I think that the solution could be to use standard types (e.g., uint32_t) for class members and convert them in RVV types whenever I need to perform a vector operation. I believe that this solution may degrade performance.
Does anyone have any other ideas?
RVV vector registers are vector length agnostic, and you don't know the vector length at compile time. You can't put RVV vector types directly into classes, because the size of class and struct needs to be known at compile time.

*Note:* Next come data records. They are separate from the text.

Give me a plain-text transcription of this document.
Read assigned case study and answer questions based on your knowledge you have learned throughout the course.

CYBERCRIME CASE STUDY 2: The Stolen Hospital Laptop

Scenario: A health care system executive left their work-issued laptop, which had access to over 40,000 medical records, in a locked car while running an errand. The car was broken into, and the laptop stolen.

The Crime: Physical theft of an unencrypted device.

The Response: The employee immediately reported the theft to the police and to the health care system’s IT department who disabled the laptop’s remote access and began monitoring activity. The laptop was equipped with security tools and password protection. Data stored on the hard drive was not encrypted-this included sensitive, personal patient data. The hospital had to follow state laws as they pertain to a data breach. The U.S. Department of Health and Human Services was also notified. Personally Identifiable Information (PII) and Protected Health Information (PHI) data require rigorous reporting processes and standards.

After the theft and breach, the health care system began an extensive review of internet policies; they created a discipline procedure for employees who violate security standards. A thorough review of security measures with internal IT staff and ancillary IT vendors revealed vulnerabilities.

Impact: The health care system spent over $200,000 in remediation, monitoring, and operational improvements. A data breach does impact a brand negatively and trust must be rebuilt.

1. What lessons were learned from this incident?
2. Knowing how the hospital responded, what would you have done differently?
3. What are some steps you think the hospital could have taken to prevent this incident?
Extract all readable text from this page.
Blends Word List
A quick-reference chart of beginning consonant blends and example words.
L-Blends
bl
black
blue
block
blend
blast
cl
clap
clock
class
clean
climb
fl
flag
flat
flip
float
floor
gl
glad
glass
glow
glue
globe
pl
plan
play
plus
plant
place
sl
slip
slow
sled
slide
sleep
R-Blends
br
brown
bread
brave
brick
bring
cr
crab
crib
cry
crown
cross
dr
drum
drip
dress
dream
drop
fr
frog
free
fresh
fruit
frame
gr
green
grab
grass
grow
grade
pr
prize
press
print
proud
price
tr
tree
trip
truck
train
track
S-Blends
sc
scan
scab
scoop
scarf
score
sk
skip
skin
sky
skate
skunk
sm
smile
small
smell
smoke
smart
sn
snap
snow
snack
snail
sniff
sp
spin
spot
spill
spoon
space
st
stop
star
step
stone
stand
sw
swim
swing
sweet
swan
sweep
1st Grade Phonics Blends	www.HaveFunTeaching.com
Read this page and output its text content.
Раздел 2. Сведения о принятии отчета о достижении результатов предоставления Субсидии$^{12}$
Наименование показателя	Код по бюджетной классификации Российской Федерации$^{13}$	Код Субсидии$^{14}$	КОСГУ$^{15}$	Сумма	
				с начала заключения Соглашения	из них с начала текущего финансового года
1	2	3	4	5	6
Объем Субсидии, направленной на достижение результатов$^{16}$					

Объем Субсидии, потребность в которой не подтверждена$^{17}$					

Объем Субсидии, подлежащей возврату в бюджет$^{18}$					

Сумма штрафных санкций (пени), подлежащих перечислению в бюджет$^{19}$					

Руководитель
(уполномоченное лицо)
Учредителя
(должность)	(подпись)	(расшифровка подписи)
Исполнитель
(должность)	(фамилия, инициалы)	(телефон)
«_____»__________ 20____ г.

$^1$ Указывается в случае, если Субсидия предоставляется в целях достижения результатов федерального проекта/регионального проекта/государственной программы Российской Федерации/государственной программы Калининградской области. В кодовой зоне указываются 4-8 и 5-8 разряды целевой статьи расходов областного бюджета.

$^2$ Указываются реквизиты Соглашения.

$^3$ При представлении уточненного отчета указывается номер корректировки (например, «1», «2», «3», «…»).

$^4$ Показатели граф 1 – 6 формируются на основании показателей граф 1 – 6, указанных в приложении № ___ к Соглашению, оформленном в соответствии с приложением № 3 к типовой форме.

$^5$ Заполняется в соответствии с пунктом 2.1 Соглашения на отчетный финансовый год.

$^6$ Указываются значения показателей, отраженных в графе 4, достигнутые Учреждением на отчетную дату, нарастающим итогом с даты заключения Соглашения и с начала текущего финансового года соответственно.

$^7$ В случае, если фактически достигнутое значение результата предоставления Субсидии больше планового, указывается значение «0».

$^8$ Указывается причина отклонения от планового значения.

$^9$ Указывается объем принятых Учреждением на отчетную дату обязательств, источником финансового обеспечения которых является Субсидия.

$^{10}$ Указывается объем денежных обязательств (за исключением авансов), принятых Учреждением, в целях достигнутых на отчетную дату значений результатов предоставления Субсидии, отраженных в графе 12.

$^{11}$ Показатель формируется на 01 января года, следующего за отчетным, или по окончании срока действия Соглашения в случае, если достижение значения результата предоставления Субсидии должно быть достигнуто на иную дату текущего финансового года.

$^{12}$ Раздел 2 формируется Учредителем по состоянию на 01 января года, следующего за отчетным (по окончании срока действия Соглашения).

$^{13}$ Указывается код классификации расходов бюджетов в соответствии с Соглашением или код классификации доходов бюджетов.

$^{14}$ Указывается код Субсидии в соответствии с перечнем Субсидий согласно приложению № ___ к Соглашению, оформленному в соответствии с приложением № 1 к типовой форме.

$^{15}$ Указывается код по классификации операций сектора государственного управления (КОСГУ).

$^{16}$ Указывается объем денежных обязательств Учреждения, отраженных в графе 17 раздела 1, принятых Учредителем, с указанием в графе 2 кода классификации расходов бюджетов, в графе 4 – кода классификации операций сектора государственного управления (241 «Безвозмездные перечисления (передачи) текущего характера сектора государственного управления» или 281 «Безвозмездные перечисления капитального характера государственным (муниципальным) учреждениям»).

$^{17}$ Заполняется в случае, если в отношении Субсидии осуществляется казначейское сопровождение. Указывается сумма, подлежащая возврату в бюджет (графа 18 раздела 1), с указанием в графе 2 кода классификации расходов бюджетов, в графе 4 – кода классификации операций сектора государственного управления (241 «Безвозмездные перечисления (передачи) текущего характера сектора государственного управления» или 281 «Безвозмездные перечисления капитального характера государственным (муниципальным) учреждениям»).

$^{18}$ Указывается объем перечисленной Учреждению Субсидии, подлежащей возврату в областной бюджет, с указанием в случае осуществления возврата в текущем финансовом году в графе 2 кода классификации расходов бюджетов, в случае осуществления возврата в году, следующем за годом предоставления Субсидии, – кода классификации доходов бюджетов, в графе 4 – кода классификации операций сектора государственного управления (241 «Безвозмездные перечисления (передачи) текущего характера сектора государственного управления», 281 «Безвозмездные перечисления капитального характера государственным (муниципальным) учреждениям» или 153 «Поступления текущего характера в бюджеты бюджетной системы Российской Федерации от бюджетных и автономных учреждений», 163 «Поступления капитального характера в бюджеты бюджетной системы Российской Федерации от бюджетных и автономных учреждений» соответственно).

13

Usually you don't need to store vectors in classes, you store the data instead and load from it when needed. Otherwise, you could heap allocate enough space for a vector by querying the vector length at runtime. Both of these methods are problematic if you need to load store the same data a lot, since gcc and clang can't yet do predicated vector load store elimination.
If you target a specific vector length, and only that specific vector length, then you can use the riscv_rvv_vector_bits attribute, which can be placed inside of structs and classes. Please don't use this if you can avoid it, it makes your code non portable.
Do you actually need to put vectors directly into a class for your problem?
It's often possible to change the API, such that it isn't needed, e.g. a forEach
callback function instead of an iterator API, but sometimes you can't change the API.
I'm trying to collect cases where you really need this feature, because there is a solution that gets you 95% there, but it isn't trivial to implement. Compiles could provide a type that has a fixed size of 512 bits, and generate code in such a way, that when your vector length is smaller you just access the lower bits, and when your vector length is larger you don't use the extra bits of your vectors. This gives you fully vector length agnostic code that scales from VLEN=128 to VLEN=512. It would also run on VLEN>512, although without taking full advantage of your hardware.